This does not refer to my drinking habits, I hasten to add, but to the fact that I am one of those people who have the unfortunate tendency to choose the bleaker of two possible interpretations in any situation.
The trouble is that there are usually many more than two ways of looking at something, so the boffins have come up with something called "Framing", which then leads to concepts such as reframing, frame selection, and so on.
For example, here's something I read on a blog recently:
"Throwing hurtful and completely unfounded accusations [like that] ... is really not a clever move."Despite having evidently been written in some distress, and unfortunately weakened by aggrieved petulance (omitted from the quote), it is nonetheless a valid statement - hurtful and unfounded accusations should not be thrown at anyone.
As it happens, I was the subject of a similar personal attack a few months ago, in the same organisation to which the above incident refers, so I understand very well indeed how the author feels.
However, the irony is that the writer of the above words has in the past made "hurtful and unfounded accusations" against me (and others). So I will admit to a shameful but wry amusement at this fine example of "what goes around comes around", but more constructively, it prompted me to do a little self-reflection.
In both cases, I'm sure that distressing feelings on both sides could have been avoided with a little consideration of possible alternative interpretations, rather than immediately leaping to the most unpleasant one.

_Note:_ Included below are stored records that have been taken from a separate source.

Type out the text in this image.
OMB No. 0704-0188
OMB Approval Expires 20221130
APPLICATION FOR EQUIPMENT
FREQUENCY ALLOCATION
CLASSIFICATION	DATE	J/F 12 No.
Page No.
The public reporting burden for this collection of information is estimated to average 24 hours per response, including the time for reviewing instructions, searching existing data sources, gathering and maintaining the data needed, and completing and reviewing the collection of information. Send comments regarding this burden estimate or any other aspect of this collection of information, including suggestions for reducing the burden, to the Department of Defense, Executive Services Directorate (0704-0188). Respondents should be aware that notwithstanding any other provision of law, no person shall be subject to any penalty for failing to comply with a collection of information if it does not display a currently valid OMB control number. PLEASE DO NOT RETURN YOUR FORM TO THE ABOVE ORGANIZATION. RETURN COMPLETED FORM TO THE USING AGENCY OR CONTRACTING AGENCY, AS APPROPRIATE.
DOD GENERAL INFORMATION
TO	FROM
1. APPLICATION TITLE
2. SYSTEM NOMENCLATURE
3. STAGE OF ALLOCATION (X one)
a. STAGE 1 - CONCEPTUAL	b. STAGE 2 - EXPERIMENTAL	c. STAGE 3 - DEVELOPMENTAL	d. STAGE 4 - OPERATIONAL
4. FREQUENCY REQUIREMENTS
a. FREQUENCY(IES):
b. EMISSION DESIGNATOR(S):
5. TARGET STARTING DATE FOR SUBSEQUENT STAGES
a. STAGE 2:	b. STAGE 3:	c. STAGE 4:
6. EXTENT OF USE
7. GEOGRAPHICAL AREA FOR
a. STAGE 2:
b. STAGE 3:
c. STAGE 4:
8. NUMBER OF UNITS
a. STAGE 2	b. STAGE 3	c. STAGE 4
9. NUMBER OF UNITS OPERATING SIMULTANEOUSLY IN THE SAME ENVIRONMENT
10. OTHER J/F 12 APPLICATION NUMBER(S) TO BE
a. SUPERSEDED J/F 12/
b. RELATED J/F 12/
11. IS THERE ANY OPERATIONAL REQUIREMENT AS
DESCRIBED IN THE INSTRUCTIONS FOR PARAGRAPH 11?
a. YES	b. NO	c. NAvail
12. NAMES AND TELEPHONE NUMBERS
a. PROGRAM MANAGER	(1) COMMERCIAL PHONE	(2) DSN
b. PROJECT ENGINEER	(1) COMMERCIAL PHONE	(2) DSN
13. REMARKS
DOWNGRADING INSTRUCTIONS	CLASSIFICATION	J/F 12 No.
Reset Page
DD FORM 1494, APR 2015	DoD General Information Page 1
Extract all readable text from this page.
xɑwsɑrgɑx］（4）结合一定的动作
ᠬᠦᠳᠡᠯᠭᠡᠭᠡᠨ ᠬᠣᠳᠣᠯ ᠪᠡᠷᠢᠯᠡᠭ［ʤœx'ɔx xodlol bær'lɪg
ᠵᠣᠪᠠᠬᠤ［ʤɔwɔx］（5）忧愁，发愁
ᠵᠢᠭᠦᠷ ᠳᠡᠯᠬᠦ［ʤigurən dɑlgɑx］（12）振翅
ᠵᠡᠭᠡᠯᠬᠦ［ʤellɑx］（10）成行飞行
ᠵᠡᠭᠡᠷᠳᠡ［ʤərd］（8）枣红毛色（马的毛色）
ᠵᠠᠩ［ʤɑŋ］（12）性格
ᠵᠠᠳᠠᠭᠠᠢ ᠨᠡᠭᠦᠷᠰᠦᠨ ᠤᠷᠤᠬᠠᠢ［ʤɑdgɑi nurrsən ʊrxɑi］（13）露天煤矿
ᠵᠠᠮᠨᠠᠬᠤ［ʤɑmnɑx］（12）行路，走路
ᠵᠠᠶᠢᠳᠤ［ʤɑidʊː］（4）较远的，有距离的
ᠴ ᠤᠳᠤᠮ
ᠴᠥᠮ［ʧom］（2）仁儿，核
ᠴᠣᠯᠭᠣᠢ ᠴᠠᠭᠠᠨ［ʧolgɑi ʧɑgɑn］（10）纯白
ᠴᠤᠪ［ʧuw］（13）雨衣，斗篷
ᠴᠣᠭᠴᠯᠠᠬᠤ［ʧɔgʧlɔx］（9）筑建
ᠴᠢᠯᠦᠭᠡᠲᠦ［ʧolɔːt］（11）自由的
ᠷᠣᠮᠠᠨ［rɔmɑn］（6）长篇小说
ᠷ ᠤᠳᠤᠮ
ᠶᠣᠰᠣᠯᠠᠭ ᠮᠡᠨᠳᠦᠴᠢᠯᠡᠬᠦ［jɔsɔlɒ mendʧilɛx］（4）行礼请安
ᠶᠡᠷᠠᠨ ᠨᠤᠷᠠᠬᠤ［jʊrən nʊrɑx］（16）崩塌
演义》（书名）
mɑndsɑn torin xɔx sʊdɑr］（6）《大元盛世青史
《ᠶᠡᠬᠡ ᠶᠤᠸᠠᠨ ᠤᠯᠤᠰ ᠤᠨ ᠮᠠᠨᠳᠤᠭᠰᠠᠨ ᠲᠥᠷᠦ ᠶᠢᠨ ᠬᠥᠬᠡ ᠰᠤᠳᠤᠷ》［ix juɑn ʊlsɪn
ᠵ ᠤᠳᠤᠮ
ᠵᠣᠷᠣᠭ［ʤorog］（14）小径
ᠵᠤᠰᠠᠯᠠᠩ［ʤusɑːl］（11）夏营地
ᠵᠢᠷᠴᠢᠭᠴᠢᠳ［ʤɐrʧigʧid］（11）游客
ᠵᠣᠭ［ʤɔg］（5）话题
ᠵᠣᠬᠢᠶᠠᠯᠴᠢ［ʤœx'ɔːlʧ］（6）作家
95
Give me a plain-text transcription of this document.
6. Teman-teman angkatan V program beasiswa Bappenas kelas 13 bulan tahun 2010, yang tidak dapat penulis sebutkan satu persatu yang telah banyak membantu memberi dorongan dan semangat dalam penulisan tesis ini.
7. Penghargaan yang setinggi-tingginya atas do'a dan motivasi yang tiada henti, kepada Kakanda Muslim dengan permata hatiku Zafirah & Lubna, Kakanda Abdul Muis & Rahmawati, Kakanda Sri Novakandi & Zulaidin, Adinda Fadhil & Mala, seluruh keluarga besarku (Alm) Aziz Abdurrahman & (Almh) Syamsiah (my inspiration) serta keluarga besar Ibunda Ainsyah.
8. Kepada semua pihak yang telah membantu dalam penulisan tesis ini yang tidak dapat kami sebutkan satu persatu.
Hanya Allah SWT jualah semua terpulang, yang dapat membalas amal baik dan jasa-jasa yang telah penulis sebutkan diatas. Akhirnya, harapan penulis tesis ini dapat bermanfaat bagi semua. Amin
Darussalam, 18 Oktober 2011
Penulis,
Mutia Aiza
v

I found a very helpful article on this subject, and although it is written for doctors, its more general applications are obvious (my emphasis added):
"Reframing ... is one of the most powerful and creative stress reducers [and] is a technique used to change the way you look at things in order to feel better about them. ...Worth a try, I think. ;-)
The key to reframing is to recognize that there are many ways to interpret the same situation ... so you might as well pick the one you like. ...
For example, a woman's boss was acting critical and domineering towards her. I said, "Assuming your boss is not just evil or malicious, why do you think she might be acting like this?" Answers included, "She is probably insecure," "She is under a lot of pressure,' and "She is having personal problems." Performing this exercise helped the patient step outside herself and look at other possible interpretations of her boss's behavior. After that, her upset was considerably
decreased. In fact, after such a discussion some patients feel more compassion than anger for the person who is bothering them."